In the past companies have invested millions in projects that are rarely implemented. The unique selling point in the Iona pitch is rapid integration and relatively easy implementation that won’t cost a fortune.
“The primary reason EAI is very expensive is because it’s very dependent on skilled people,” he explains. “When you buy an EAI tool you not only have to license the software you then have spend five or six times more to pay gurus to write custom code. The key to cracking the economics of integration is about getting to the point where you don’t need black belt programmers to do the project.”
The foundation for what Morris describes as an ‘economic’ solution is a new generation of technologies. One key component is XML (extensible markup language), an open standard developed by the World Wide Web Consortium that ‘tags’ in the same way as HTML (hypertext markup language), but rather than use them to simply define the way a website looks, the tags define what the elements contain. XML applies rigid codes to notoriously complex processes, making it a key enabler for web services, ie the web-based applications that interact with other applications to integrate business processes.
At Iona, these are the broad technologies that underpin its product portfolio as they do with its competitors and occasional partners.

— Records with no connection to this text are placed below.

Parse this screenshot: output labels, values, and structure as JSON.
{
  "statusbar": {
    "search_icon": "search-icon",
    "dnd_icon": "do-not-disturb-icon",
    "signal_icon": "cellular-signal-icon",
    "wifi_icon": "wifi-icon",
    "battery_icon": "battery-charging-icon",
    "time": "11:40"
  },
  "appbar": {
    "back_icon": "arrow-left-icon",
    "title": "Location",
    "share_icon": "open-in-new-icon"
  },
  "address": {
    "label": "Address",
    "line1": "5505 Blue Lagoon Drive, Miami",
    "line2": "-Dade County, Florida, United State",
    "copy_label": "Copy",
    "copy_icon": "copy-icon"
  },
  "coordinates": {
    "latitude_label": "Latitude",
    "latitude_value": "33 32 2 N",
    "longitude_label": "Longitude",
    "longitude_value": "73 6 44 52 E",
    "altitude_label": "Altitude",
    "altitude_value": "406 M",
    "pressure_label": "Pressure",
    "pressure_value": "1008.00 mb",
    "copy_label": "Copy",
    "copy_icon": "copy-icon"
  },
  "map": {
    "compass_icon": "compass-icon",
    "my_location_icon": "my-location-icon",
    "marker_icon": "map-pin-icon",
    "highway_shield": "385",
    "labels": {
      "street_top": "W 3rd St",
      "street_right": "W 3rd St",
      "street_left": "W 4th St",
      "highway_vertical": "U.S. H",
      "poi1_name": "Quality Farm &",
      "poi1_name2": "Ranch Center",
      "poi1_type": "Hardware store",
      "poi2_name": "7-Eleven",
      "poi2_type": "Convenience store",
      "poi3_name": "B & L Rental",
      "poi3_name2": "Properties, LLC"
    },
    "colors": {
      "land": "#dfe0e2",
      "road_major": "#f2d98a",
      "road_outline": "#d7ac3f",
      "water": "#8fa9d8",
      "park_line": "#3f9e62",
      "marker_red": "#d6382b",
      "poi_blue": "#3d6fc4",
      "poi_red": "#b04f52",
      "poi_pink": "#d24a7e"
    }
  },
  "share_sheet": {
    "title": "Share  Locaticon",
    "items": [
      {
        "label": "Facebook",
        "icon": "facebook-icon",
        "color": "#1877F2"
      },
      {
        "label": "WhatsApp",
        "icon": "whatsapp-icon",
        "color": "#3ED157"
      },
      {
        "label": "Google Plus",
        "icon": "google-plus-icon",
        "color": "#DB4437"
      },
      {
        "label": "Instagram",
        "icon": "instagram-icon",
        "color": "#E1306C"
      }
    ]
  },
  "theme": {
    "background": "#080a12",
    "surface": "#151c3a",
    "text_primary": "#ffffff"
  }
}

One part of its platform is XMLBus, a fast solution for integration problems that doesn’t require highly-trained programmers, meaning that a much bigger group of technically less-proficient people can work the integration systems. If this all starts to sound like Microsoft’s pitch for its .Net architecture, Morris has no problem with the comparison. “Yes, XMLBus is an enterprise version of Microsoft.Net and completely interoperable with .Net. The difference is that it’s more cross-platform. Microsoft’s goal is naturally to get its NT servers in everywhere,” he says.
This year will also see Iona launch something called Inferno, a codename for part of its second generation of web services product. Morris believes this will signal the opening up of the technology to smaller players. “With rapid integration solutions and lower costs, suddenly you’ve got something that’s appropriate to US$500m revenue range companies. Inferno will further that trend,” he reckons.
Having been instrumental in the evolution of web services and some 18 months after Iona shipped its first product, Morris believes his company has had the right vision from day one. “People at the time, even Microsoft, talked of web services in the context of a return to B2C [business-to-consumer], booking hotels or flights. We stood up and said it’s the integration problem that will be solved by this. Further down the track, your refrigerator might be talking to your robotic dog using web services, but I don’t care about that today. What I care about is solving enterprise integration,” he says.
The gamble for Iona is that business leaders share his enthusiasm.